Ce ne sont ni la baie d’Ha Long, ni la vallée de Sapa, ni la cité impériale de Hué qui me manquent mais les petits riens du quotidien. J’ai la chance de voyager souvent mais suis pourtant une incurable routinière, capable de m’inventer des habitudes dans une ville où je reste une heure. Je pourrais ainsi vous parler avec émotion, comme si cela avait rythmé ma vie pendant dix ans, de la cantine à bun cha au pied de l’immeuble, de la cabane à Bun bo nam bo qui semblait perchée sur un arbre, de ma main qui pioche dans le panier d’herbes fraîches, du soleil brûlant sur ma peau sur le chemin de Sao Mai, des petits carreaux légèrement verdis au fond de la piscine, des pêcheurs de Tay ho immergés dans le lac jusqu’au cou, de l’odeur matinale des boulettes de porc grillé, du contact contre mes lèvres du verre en plastique de thé au jasmin glacé, de la lourdeur de la porte coulissante au moment de garer le scooter, des incessants klaxons (non pas ça quand même)… La force de l’habitude a solidement ancré en moi ces odeurs, ces saveurs et ces sons de Hanoi. Ces gestes banals que l’on imaginait parangons du familier et où se cachent en fait le dépaysement, l’étrangeté et les souvenirs les plus vivaces de nos voyages.

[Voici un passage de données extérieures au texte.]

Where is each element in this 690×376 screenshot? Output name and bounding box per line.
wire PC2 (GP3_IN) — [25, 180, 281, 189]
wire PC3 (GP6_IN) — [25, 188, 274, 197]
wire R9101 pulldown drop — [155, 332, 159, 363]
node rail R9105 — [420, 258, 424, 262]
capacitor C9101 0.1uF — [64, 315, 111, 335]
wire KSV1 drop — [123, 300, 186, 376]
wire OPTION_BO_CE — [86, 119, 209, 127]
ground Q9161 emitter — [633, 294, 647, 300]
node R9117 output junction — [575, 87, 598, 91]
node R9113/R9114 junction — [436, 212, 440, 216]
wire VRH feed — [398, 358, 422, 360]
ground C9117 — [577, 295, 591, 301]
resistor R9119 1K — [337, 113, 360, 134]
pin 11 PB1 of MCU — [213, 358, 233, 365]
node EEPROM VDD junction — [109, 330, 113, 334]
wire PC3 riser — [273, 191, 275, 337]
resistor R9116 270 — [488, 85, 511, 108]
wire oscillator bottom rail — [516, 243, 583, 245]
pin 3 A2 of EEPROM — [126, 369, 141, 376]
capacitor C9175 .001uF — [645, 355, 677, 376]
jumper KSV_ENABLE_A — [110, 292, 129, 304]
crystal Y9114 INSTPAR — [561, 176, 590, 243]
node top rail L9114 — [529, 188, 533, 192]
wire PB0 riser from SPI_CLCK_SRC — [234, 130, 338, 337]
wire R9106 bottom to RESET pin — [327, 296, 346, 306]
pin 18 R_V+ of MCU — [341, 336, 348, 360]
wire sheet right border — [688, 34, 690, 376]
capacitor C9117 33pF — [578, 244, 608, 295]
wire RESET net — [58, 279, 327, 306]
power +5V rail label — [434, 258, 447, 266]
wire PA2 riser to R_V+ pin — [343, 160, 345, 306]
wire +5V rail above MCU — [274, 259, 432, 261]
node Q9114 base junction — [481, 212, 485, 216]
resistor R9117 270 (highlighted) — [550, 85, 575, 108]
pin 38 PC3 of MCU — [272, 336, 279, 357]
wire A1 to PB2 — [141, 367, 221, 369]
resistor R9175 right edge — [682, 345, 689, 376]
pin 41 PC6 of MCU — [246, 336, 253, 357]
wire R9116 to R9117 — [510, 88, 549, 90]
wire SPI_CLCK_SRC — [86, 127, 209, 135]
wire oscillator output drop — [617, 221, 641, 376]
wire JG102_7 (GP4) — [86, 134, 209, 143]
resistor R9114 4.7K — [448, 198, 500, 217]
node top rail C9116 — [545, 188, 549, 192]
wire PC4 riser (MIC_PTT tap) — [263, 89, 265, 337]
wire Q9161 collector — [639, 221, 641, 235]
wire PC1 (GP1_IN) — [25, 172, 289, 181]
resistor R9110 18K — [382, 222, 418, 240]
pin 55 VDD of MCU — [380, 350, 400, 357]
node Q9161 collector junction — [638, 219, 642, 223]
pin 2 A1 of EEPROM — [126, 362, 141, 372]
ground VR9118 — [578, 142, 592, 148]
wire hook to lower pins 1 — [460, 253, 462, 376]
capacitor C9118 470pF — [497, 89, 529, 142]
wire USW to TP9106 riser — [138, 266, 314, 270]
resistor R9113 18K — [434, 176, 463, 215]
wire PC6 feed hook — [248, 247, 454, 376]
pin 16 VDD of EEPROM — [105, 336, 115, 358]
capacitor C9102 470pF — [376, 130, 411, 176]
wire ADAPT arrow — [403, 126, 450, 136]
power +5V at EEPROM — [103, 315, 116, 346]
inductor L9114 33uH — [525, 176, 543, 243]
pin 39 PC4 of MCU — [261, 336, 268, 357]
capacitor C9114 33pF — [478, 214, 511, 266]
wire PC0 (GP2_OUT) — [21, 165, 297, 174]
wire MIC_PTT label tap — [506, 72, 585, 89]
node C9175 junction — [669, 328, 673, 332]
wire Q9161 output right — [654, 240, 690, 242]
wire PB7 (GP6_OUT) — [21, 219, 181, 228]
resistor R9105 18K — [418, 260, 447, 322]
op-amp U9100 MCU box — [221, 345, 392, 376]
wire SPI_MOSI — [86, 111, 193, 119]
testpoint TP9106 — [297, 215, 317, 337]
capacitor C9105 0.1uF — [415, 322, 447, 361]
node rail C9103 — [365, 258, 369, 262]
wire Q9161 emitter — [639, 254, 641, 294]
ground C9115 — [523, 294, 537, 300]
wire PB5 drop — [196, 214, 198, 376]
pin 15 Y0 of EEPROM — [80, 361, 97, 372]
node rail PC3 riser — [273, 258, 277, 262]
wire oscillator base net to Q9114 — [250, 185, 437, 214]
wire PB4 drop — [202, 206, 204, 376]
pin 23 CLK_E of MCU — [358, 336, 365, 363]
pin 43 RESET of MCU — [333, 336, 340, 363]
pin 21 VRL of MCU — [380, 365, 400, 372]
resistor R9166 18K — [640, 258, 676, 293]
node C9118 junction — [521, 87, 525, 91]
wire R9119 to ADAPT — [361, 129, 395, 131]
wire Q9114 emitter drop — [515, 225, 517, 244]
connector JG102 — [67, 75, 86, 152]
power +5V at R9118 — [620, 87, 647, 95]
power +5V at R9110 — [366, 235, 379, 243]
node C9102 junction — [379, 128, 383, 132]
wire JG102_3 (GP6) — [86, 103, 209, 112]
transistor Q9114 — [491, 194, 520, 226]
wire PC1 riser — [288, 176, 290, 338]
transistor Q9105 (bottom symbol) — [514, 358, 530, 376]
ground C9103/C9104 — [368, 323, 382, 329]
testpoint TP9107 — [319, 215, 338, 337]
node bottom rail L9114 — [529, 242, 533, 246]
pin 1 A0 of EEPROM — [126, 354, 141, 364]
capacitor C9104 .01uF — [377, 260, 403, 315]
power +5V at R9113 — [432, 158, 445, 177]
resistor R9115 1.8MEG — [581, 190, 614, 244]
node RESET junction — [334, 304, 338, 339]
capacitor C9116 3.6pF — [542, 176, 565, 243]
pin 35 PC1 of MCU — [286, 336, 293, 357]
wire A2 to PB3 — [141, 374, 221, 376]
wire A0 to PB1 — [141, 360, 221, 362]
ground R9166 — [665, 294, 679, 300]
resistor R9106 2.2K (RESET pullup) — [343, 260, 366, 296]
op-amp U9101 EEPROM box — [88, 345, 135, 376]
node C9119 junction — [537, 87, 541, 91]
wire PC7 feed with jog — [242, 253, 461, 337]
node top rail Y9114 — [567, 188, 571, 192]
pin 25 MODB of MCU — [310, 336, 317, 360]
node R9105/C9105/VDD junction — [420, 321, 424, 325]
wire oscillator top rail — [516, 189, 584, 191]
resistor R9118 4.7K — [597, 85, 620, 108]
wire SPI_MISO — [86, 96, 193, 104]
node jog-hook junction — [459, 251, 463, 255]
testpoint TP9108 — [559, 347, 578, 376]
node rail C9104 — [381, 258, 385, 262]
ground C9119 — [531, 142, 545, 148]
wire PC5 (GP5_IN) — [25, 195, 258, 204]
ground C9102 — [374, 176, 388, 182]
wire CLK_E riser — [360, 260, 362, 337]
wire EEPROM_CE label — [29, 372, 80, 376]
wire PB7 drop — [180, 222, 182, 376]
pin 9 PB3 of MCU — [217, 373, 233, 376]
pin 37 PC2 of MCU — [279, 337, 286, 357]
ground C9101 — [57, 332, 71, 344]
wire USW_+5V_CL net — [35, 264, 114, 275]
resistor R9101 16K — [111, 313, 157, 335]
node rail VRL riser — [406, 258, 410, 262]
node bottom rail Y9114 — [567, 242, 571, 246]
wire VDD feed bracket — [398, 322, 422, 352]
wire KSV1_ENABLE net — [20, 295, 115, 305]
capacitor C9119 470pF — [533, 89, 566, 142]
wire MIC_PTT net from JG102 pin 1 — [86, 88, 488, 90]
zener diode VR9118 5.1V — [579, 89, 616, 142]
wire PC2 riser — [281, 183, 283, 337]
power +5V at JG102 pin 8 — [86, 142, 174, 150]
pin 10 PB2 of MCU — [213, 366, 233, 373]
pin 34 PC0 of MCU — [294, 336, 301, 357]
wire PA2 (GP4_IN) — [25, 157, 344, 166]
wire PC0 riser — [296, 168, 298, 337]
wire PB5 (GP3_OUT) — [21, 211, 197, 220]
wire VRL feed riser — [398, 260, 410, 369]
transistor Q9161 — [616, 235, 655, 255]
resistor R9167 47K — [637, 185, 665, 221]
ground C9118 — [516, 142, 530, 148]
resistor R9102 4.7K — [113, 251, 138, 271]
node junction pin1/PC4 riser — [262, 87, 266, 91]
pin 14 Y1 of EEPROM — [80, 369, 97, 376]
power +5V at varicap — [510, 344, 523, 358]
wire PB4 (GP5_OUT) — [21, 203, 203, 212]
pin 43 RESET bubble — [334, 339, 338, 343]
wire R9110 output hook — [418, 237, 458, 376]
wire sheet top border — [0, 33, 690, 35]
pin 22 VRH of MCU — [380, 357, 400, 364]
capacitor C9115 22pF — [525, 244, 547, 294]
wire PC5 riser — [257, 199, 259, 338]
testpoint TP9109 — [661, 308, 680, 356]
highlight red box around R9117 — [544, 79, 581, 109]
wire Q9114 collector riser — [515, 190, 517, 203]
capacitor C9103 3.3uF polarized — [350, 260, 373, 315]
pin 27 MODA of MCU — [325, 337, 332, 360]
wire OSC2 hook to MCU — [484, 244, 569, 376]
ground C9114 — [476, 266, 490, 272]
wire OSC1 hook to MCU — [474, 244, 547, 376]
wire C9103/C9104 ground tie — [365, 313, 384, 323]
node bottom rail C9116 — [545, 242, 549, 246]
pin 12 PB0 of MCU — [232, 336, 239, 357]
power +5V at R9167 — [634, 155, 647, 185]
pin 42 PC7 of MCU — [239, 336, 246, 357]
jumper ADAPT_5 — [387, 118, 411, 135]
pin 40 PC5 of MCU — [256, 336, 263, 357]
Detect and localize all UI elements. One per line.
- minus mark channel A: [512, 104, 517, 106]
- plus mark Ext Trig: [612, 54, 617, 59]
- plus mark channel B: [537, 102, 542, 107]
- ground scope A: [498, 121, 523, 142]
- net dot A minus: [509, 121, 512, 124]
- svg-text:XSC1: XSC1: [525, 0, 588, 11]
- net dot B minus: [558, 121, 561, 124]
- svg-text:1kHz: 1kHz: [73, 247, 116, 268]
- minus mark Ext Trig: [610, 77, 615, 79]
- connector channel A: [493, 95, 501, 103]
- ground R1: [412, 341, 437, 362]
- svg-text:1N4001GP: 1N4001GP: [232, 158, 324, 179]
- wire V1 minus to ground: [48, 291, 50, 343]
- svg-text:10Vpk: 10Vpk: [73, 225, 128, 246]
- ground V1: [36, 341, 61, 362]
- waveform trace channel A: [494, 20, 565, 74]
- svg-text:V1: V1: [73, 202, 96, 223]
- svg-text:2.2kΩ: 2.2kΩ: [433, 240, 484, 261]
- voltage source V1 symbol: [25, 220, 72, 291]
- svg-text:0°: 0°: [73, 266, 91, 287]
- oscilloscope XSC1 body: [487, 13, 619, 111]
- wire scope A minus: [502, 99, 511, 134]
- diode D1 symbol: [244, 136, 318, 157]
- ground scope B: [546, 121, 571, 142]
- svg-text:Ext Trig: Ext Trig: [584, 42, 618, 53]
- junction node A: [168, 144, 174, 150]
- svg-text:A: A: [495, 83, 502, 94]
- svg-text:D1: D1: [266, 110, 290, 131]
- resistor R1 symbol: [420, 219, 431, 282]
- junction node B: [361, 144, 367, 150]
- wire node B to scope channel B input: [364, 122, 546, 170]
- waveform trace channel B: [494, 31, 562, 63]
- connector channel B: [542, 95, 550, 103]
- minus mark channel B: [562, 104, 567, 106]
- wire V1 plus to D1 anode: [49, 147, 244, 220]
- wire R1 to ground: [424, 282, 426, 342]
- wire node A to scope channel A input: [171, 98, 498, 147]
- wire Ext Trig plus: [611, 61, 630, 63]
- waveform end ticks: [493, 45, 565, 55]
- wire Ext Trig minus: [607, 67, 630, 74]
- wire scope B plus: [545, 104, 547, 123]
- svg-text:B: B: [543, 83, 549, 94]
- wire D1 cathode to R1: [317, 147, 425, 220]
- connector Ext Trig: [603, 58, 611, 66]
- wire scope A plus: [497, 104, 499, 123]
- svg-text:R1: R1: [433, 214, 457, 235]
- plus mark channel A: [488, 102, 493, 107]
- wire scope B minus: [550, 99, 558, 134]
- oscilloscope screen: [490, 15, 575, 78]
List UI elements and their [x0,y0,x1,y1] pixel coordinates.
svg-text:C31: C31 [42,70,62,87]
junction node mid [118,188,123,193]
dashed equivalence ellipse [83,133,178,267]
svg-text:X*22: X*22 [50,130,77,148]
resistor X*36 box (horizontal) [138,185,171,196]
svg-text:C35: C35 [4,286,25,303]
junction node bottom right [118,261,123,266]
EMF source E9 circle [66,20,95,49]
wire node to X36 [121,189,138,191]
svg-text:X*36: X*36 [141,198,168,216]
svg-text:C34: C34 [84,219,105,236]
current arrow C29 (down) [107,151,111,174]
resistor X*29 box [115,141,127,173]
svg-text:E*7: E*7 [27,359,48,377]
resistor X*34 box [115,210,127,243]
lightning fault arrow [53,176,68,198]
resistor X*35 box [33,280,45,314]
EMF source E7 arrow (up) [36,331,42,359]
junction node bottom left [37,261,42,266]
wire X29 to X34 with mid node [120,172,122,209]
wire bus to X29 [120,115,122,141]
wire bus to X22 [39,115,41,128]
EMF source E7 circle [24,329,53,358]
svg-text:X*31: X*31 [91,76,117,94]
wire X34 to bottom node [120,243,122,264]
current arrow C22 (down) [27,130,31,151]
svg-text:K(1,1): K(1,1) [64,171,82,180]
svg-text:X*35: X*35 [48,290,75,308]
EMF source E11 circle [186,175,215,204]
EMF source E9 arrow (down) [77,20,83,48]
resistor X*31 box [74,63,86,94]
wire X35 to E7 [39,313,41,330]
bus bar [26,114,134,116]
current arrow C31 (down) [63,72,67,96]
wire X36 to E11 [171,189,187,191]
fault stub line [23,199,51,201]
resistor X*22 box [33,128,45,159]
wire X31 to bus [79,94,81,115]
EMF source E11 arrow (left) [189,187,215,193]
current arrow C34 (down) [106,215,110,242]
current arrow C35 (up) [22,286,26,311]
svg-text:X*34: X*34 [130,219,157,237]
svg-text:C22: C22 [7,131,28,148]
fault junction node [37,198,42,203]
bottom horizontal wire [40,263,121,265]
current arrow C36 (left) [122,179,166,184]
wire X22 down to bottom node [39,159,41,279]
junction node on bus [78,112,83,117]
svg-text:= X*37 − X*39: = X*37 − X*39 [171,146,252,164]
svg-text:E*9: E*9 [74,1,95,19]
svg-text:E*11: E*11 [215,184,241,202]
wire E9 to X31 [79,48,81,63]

Mais je ne m’en fais pas, je suis terriblement cœur d’artichaut en matière de ville. Une piscine municipale, une cantoch’, un café calme où travailler, et j’appelle « home » toutes les villes, après à peine quelques heures… jusqu’à la prochaine.

Le Bun Bo nam bo du retour pour 6:

  • Salade et herbes fraîches : coriandre, menthe, basilic anisé…
  • Vermicelles de riz, les « bun », 400 gr. env.
  • Soja: 4 poignées
  • Papaye verte (à défaut concombre) 1/2
  • Carotte 1
  • Bœuf. Comptez entre 50gr et 100 gr. par personne. Bavette chez moi.
  • Citronnelle. 1 tige
  • 3 c.s de nuoc mam
  • Cacahuètes. 2 poignées

La sauce :

  • Nuoc mam. 6 c.s.
  • Sucre de palmier ou en poudre. 3 c.c
  • Eau
  • Ail. 1 gousse.
  • Piment rouge.
  • Citrons verts. 3.

  1. Vermicelles. Faites ramollir les vermicelles dans de l’eau très chaude mais pas bouillante pendant env. 20min avec les germes de soja. (Si vous souhaitez que les germes de soja restent très croquants, vous pouvez uniquement les rincez).
  2. Salade et herbes. Lavez la salade, coupez-la grossièrement. Rincez les herbes, ciselez-les.
  3. Papaye/Carotte. Épluchez la papaye et la carotte, râpez les grossièrement.
  4. Le bœuf. Coupez le bœuf en lamelles assez fines pour pouvoir le manger à la baguette. Faites le revenir dans une c.c d’huile neutre avec la citronnelle émincée et 3 c.s de nuoc mam.
  5. Les cacahuètes. Torréfiez les cacahuètes quelques minutes à la poêle, le temps qu’elles dorent sans noircir. Concassez-les grossièrement dans un mortier.
  6. Sauce. Mélangez le nuoc mam et le sucre. Ajoutez le même volume d’eau et selon vos goûts ail et piment.
  7. Assemblez dans cette ordre : salade, herbes, vermicelles/soja, bœuf, papaye/carottes , cacahuète

Servez avec la sauce, des quartiers de citron, du piment, et du nuoc mam pour que chacun puisse rectifier la sauce.